- Born: 20 May 1884 Kroměříž, Moravia
- Died: 6 February 1945 (aged 60)
- Cause of death: Executed
- Allegiance: Austria-Hungary; First Austrian Republic; Nazi Germany;
- Branch: Austro-Hungarian Army; German Air Force;
- Rank: Generalmajor (1936); General der Flieger (1942);
- Unit: 3rd Army; Army Of The East;
- Commands: Air Region VIII; Field Air Region Kiev; Field Air Region Kharkov; Air Region XXX; North Balkan Air Force;
- Conflicts: World War I; World War II;

= Bernhard Waber =

Bernhard Anton Waber (20 May 1884 – 6 February 1945) was a general officer of the German Air Force (German: Luftwaffe) in World War II. He was executed by the Nazi regime shortly before the end of the war.

==Career==
Waber was born on 20 May 1884, in Kroměříž, Moravia.

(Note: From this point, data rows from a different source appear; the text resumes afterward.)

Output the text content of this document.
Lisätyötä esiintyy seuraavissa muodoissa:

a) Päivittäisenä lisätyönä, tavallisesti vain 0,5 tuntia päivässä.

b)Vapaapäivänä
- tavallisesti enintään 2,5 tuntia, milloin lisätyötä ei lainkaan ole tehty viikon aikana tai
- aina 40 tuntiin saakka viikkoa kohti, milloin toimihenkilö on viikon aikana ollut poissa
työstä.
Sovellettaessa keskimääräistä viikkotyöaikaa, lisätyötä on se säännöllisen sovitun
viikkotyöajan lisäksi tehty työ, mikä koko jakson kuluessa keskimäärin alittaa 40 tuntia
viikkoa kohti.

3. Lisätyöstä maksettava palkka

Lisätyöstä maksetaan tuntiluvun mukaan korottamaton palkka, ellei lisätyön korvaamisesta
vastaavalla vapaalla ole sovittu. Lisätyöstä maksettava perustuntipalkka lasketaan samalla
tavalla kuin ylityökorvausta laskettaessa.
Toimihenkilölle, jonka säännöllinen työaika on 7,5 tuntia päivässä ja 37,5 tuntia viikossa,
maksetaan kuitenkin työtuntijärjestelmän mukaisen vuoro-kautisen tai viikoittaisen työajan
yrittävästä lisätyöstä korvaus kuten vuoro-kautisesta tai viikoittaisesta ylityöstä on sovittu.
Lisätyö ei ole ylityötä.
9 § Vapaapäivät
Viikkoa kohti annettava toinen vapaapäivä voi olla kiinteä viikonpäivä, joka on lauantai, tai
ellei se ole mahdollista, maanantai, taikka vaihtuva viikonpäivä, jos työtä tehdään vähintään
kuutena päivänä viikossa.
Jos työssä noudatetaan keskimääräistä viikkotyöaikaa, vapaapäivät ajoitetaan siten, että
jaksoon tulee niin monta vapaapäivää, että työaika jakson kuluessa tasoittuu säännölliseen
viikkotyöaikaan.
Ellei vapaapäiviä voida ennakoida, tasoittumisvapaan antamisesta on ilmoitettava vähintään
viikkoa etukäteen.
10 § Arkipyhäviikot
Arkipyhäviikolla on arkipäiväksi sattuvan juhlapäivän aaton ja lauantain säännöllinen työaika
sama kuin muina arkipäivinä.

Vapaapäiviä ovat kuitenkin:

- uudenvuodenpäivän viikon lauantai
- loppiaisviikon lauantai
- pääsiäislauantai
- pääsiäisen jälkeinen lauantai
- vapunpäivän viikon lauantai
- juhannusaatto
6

Joining the Austrian Army in 1907 as a junior officer, he was at the Austrian war academy when World War I broke out. He was immediately attached as a staff officer to an infantry brigade, serving in that capacity for various infantry brigades and being promoted from senior lieutenant to captain in 1915. He then served on the general staff of the 3rd Army on the Eastern Front. In 1918 he was assigned to the general staff of the Army Of The East.

After the war, he continued to serve in the army of the First Austrian Republic, achieving the rank of major general in 1936. He retired that same year. But less than week after the Anschluss (Austria being absorbed into Nazi Germany), he returned to active duty in on 17 March 1938, with the German Air Force. He served during the coming Second World War, mostly as commander of various administrative regions on the Eastern Front.

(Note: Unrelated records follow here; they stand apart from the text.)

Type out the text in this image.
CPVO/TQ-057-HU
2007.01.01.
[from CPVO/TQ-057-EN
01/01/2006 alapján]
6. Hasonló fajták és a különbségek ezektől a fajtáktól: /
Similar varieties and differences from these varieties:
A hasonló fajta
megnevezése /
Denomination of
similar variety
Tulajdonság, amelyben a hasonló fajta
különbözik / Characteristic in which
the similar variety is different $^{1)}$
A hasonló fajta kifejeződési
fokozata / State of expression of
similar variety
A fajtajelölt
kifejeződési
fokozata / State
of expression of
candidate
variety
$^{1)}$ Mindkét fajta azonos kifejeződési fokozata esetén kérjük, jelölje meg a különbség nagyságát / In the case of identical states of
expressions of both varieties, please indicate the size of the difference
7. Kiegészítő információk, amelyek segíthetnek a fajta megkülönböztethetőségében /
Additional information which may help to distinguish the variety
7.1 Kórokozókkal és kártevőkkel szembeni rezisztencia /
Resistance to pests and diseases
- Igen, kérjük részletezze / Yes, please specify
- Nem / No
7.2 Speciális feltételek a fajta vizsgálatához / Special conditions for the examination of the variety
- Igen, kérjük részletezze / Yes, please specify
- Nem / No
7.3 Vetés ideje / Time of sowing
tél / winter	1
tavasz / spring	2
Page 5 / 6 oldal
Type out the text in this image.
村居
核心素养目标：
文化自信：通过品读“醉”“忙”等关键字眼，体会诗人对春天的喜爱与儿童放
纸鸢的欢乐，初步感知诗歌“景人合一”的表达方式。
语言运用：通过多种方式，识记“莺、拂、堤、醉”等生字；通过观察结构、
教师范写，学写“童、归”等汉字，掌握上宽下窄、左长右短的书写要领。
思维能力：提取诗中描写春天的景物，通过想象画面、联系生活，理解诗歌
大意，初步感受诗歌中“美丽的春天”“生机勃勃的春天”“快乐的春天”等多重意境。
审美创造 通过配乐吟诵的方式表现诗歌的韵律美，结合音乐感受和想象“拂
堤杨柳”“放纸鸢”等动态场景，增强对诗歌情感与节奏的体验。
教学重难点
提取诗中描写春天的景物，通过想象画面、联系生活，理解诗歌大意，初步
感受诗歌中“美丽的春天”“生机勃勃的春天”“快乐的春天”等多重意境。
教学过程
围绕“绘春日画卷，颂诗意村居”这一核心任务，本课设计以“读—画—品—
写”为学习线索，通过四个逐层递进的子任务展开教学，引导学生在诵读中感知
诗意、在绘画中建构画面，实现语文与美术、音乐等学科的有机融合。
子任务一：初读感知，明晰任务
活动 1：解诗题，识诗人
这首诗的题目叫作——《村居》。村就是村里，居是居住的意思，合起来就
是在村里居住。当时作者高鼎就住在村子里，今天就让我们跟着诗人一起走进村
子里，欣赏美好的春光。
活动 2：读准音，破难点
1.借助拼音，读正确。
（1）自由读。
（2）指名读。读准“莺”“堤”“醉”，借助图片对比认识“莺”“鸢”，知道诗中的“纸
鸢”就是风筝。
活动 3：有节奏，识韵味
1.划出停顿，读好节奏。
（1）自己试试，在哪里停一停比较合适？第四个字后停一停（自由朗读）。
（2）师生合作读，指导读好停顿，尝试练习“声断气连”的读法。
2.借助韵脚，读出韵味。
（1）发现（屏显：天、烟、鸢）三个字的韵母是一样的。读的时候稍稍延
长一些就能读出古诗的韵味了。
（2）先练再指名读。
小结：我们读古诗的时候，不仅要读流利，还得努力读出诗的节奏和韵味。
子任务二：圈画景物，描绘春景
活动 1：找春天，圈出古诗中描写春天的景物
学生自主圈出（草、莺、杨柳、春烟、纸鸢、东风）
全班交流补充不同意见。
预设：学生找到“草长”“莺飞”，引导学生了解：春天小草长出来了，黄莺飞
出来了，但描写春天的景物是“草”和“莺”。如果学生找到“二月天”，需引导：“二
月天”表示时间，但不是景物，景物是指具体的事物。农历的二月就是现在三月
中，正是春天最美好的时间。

He was promoted to lieutenant general in 1940, and became commander of the Air Region VIII, based in Breslau, in 1941, shortly before the German invasion of the Soviet Union. In 1941 he was made commander of Field Air Region Kiev, in early 1942 being promoted to the rank of General of Aviators, a three-star rank equivalent to a British or American lieutenant general. Later that year he was moved over to command of Field Air Region Kharkov, and in 1944 to command of Air Region XXX based in Belgrade. Later in 1944 he was given command of the North Balkan Air Force.

==Arrest and execution==
Here, as the German armed forces entered its death throes (Belgrade itself fell in October 1944), Waber apparently engaged in looting, theft of German government property, and permitting rampant black market activities in his command. Air Force chief Hermann Göring, angry at defeatism and unauthorized retreats in the Air Force, had Waber arrested (on 1 November 1944) along with three other Air Force generals. The other three were tried and acquitted, but Waber was judged guilty of "severe mismanagement in his headquarters and staff and rampant defeatism throughout his region" and given the death penalty. He was executed (either by hanging or firing squad, according to different sources) in Spandau Prison on 6 February 1945.

This incident further weakened Air Force morale, and engendered anger at Göring, who after all had himself engaged in massive looting during the war.